Nicole - posted on 11/15/2008 ( 5 moms have responded )
I have a 3 1/2 old boy who was diagnosed back in May. The doctor's say he's in a strong "honeymoon" phase and has actually needed NO insulin since first being diagnosed in the hospital. Since my story is a little different I’ll explain the new thought on how to treat him.
Before they would tell you to watch his BS and they're wasn't a whole lot they could do till his pancreas shut down (where he needed insulin) Now they believe by giving him very small amounts of long acting or short acting they can prolong the process of the pancreases from shutting down. Helping the pancreas not to have to work so hard and hopefully soon try to reverse it all together. I'm DESPERTALY trying to find a research study to put him in!!! I myself am a type I for almost 25 years. I’m pretty familiar with it and that's why we caught it SO early. With his FIRST signs I checked his glucose and it read 300. and he had keytones.

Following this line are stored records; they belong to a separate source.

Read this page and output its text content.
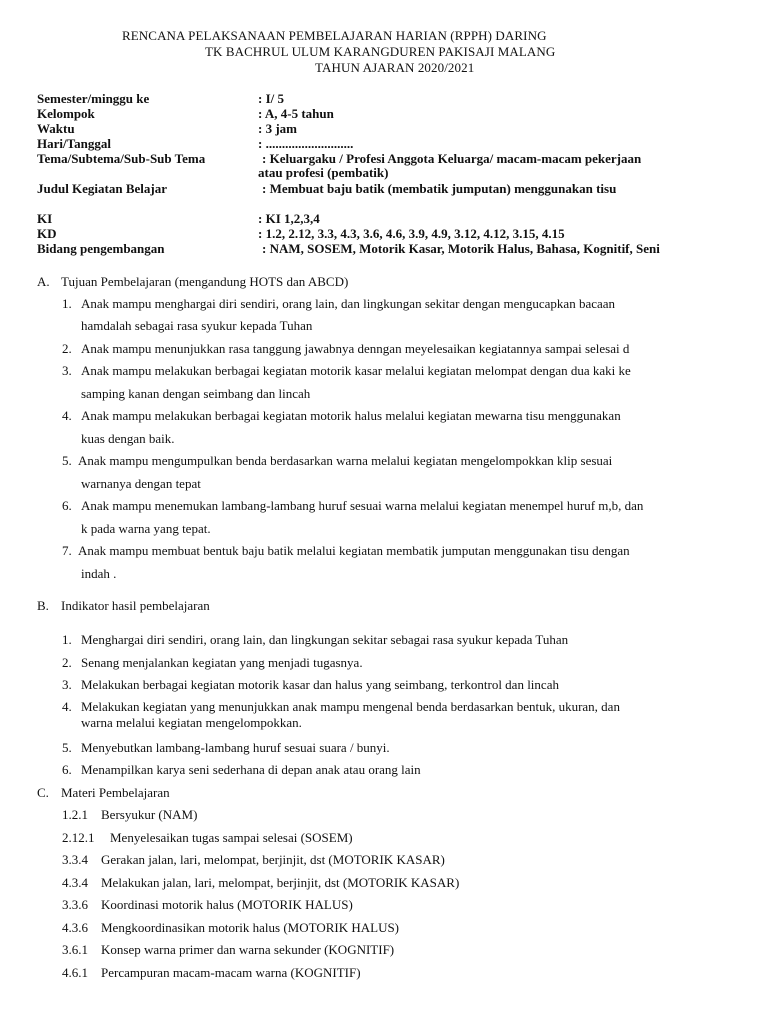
RENCANA PELAKSANAAN PEMBELAJARAN HARIAN (RPPH) DARING
TK BACHRUL ULUM KARANGDUREN PAKISAJI MALANG
TAHUN AJARAN 2020/2021
Semester/minggu ke	: I/ 5
Kelompok	: A, 4-5 tahun
Waktu	: 3 jam
Hari/Tanggal	: ...........................
Tema/Subtema/Sub-Sub Tema	: Keluargaku / Profesi Anggota Keluarga/ macam-macam pekerjaan
atau profesi (pembatik)
Judul Kegiatan Belajar	: Membuat baju batik (membatik jumputan) menggunakan tisu
KI	: KI 1,2,3,4
KD	: 1.2, 2.12, 3.3, 4.3, 3.6, 4.6, 3.9, 4.9, 3.12, 4.12, 3.15, 4.15
Bidang pengembangan	: NAM, SOSEM, Motorik Kasar, Motorik Halus, Bahasa, Kognitif, Seni
A. Tujuan Pembelajaran (mengandung HOTS dan ABCD)
1. Anak mampu menghargai diri sendiri, orang lain, dan lingkungan sekitar dengan mengucapkan bacaan
hamdalah sebagai rasa syukur kepada Tuhan
2. Anak mampu menunjukkan rasa tanggung jawabnya denngan meyelesaikan kegiatannya sampai selesai d
3. Anak mampu melakukan berbagai kegiatan motorik kasar melalui kegiatan melompat dengan dua kaki ke
samping kanan dengan seimbang dan lincah
4. Anak mampu melakukan berbagai kegiatan motorik halus melalui kegiatan mewarna tisu menggunakan
kuas dengan baik.
5. Anak mampu mengumpulkan benda berdasarkan warna melalui kegiatan mengelompokkan klip sesuai
warnanya dengan tepat
6. Anak mampu menemukan lambang-lambang huruf sesuai warna melalui kegiatan menempel huruf m,b, dan
k pada warna yang tepat.
7. Anak mampu membuat bentuk baju batik melalui kegiatan membatik jumputan menggunakan tisu dengan
indah .
B. Indikator hasil pembelajaran
1. Menghargai diri sendiri, orang lain, dan lingkungan sekitar sebagai rasa syukur kepada Tuhan
2. Senang menjalankan kegiatan yang menjadi tugasnya.
3. Melakukan berbagai kegiatan motorik kasar dan halus yang seimbang, terkontrol dan lincah
4. Melakukan kegiatan yang menunjukkan anak mampu mengenal benda berdasarkan bentuk, ukuran, dan
warna melalui kegiatan mengelompokkan.
5. Menyebutkan lambang-lambang huruf sesuai suara / bunyi.
6. Menampilkan karya seni sederhana di depan anak atau orang lain
C. Materi Pembelajaran
1.2.1 Bersyukur (NAM)
2.12.1 Menyelesaikan tugas sampai selesai (SOSEM)
3.3.4 Gerakan jalan, lari, melompat, berjinjit, dst (MOTORIK KASAR)
4.3.4 Melakukan jalan, lari, melompat, berjinjit, dst (MOTORIK KASAR)
3.3.6 Koordinasi motorik halus (MOTORIK HALUS)
4.3.6 Mengkoordinasikan motorik halus (MOTORIK HALUS)
3.6.1 Konsep warna primer dan warna sekunder (KOGNITIF)
4.6.1 Percampuran macam-macam warna (KOGNITIF)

I've spoke to his pediatric endo. , JDRF, our Seattle children’s hospital, All over the web and have found nothing on research for HIS AGE on PRESERVING CELLS in newly diagnosed patients. . It's painful because I myself have it and I feel like my hands are tied I’m just sitting and waiting. Waiting for a virus to come along and “trigger it", or for it to just stop all together. The weird thing is I know...I KNOW.. if I could find the right research I believe he could make a huge difference in helping to find a cure. (Or at least a step closer) Due to our strong family hx of auto-immune disease, myself being one. HE IS SUCH AN UNIQUE CASE. The children's doctors are even stumped! And have all told me themselves how unique this is.
So if any of you out there see anything on the web or hear anything, please let me know!! Or have any ideas on places to look for research I would love it!! Right now (for the past 6 months) he's not on any insulin and I want to keep it that way!!!
Thank you and I look forward to talking and sharing stories!!